I knew this would be good, but not quite this good.
And I’m not discussing the Olympics (although I am sure at some point I will).
I own a keyboard now. I could do with one of the computer variety (as having to type my Swedish in google translate) is a tiny bit frustrating, but I of course mean the musical one.
I am able to use this to play music, and sing, outside, and that is what I have been doing. Stockholm is very, very lonely outside of term time (and I think most of the ‘normal people’ – a very loose definition anyway – have left) and this is something I have wanted to do for many years. I even remember sitting on a bench near where I lived in Rochdale telling myself it is something I want to do.
It is not that scary. But then, I’ve thrived on performing to a packed Sixth Form Centre with songs I had written, 150 pairs of eyes staring in awkward 17-year-old bemusement, giggling and deciding the coolest thing to do was to throw rubbers at me. This is actually pleasant.
I’m not though, as you would say, busking. I certainly don’t want any money or anything from it from passers-by. I want to brighten their day. I hope they will remember me. It’s not really even street performance, some of the time I’m messing on the keyboard writing songs. Some of the time I’m practicing new songs, and if it goes wrong I’m trying again, not just carrying on as I would do in performing mode. But they are around, and enjoying the artistry.
I started off by a little shoreline reasonably close to where I’m living at the moment.
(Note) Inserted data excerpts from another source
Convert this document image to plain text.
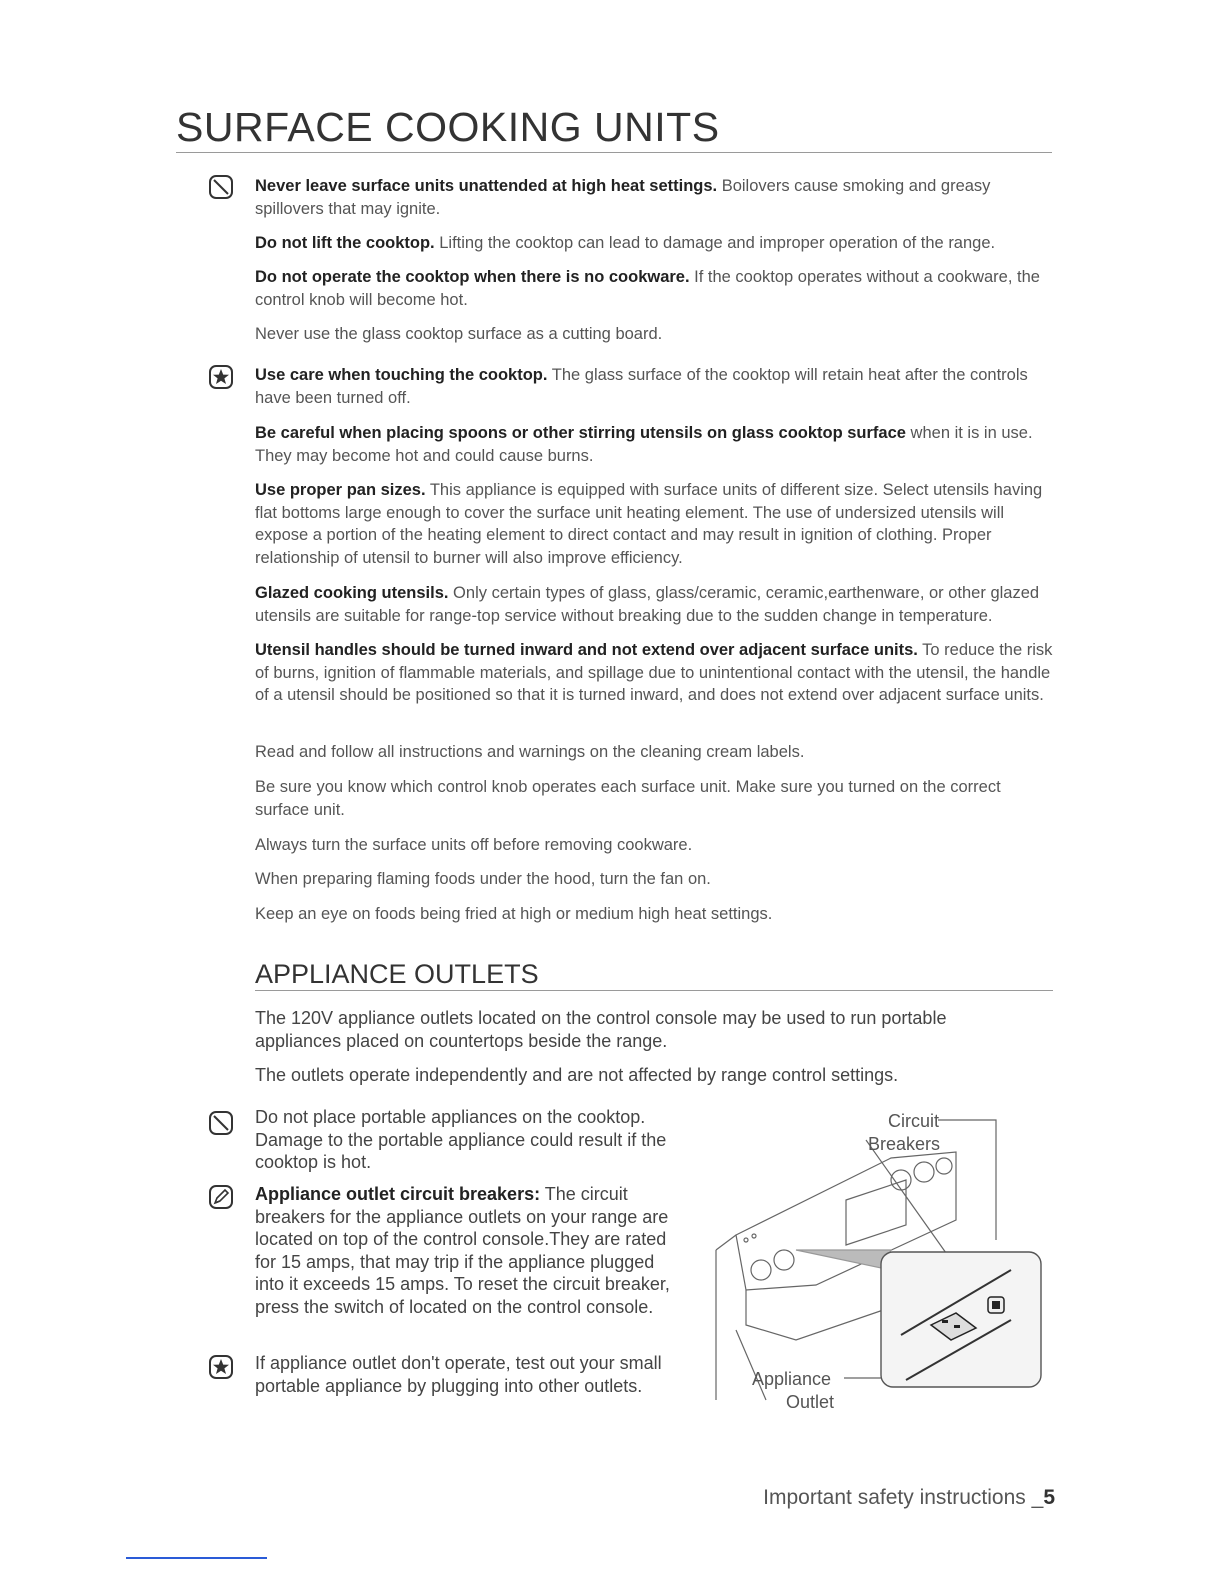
SURFACE COOKING UNITS

Never leave surface units unattended at high heat settings. Boilovers cause smoking and greasy spillovers that may ignite.

Do not lift the cooktop. Lifting the cooktop can lead to damage and improper operation of the range.

Do not operate the cooktop when there is no cookware. If the cooktop operates without a cookware, the control knob will become hot.

Never use the glass cooktop surface as a cutting board.

Use care when touching the cooktop. The glass surface of the cooktop will retain heat after the controls have been turned off.

Be careful when placing spoons or other stirring utensils on glass cooktop surface when it is in use. They may become hot and could cause burns.

Use proper pan sizes. This appliance is equipped with surface units of different size. Select utensils having flat bottoms large enough to cover the surface unit heating element. The use of undersized utensils will expose a portion of the heating element to direct contact and may result in ignition of clothing. Proper relationship of utensil to burner will also improve efficiency.

Glazed cooking utensils. Only certain types of glass, glass/ceramic, ceramic,earthenware, or other glazed utensils are suitable for range-top service without breaking due to the sudden change in temperature.

Utensil handles should be turned inward and not extend over adjacent surface units. To reduce the risk of burns, ignition of flammable materials, and spillage due to unintentional contact with the utensil, the handle of a utensil should be positioned so that it is turned inward, and does not extend over adjacent surface units.

Read and follow all instructions and warnings on the cleaning cream labels.

Be sure you know which control knob operates each surface unit. Make sure you turned on the correct surface unit.

Always turn the surface units off before removing cookware.

When preparing flaming foods under the hood, turn the fan on.

Keep an eye on foods being fried at high or medium high heat settings.

APPLIANCE OUTLETS

The 120V appliance outlets located on the control console may be used to run portable appliances placed on countertops beside the range.

The outlets operate independently and are not affected by range control settings.

Do not place portable appliances on the cooktop. Damage to the portable appliance could result if the cooktop is hot.

Appliance outlet circuit breakers: The circuit breakers for the appliance outlets on your range are located on top of the control console.They are rated for 15 amps, that may trip if the appliance plugged into it exceeds 15 amps. To reset the circuit breaker, press the switch of located on the control console.

If appliance outlet don't operate, test out your small portable appliance by plugging into other outlets.

Circuit
Breakers
Appliance
Outlet
Important safety instructions _5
Very quiet, maybe 2 or 3 people walking past at a time, and many gaps where you are by myself. It is a beautiful spot that is so underused (but that is probably just because there are so many of them here!). I set up the keyboard looking over the water, took out my book of song chords (yes, they are all Eurovision songs, but I need to learn all of them this week for a special performance…) and it was great. Swedish social awkwardness and lagom-ness means the default setting is to walk past unaware of it, which is just want I want. However, one (attractive) girl did find it cute/funny/silly/whatever and took a photo, waved and moved on.
Today I went down to where I am performing next week. Just to check it out. Found a nice spot. Again, mainly people walking through which was great. I got surprised though by a couple who were watching and clapping each song (Lost and Forgotten moved them on) and I had a stunted although pleasant chat with a group of friends who were out there.
I was going to go home, but they inspired to do a bit more, and I was in a creative songwriting mood. And I found something very good. I picked a genius spot north south of the Opera House, so very central Stockholm, but down on the waterside, a little boat enclave. This meant I could look out on the water and not have to interact, but also meant people would not mind congregating and watching. It was really fun. In making stuff up I realized it was inspired genius – taking in new ideas I picked up through the day, and I loved it and, well, it could work…
It’s fun to be different, and be liked for it. I’m doing it again. I think though, I want to broaden my repertoire. Waterline might be nice and enjoyable but doesn’t really do anything for audience enjoyment. I need some big musical theatre songs; hopefully they won’t be too hard to play. Also, I think I might need to make a sign of some description. To explain who I am and what I am all about.
It would be extra nice for this to be a way to make friends, maybe more, after all. Maybe it can brighten my life for more than just the moment. I want to be the fun, welcoming, interesting street performer – to even stand out from the crowd that they stand out from.
This is a great start to what might be my new summer tradition.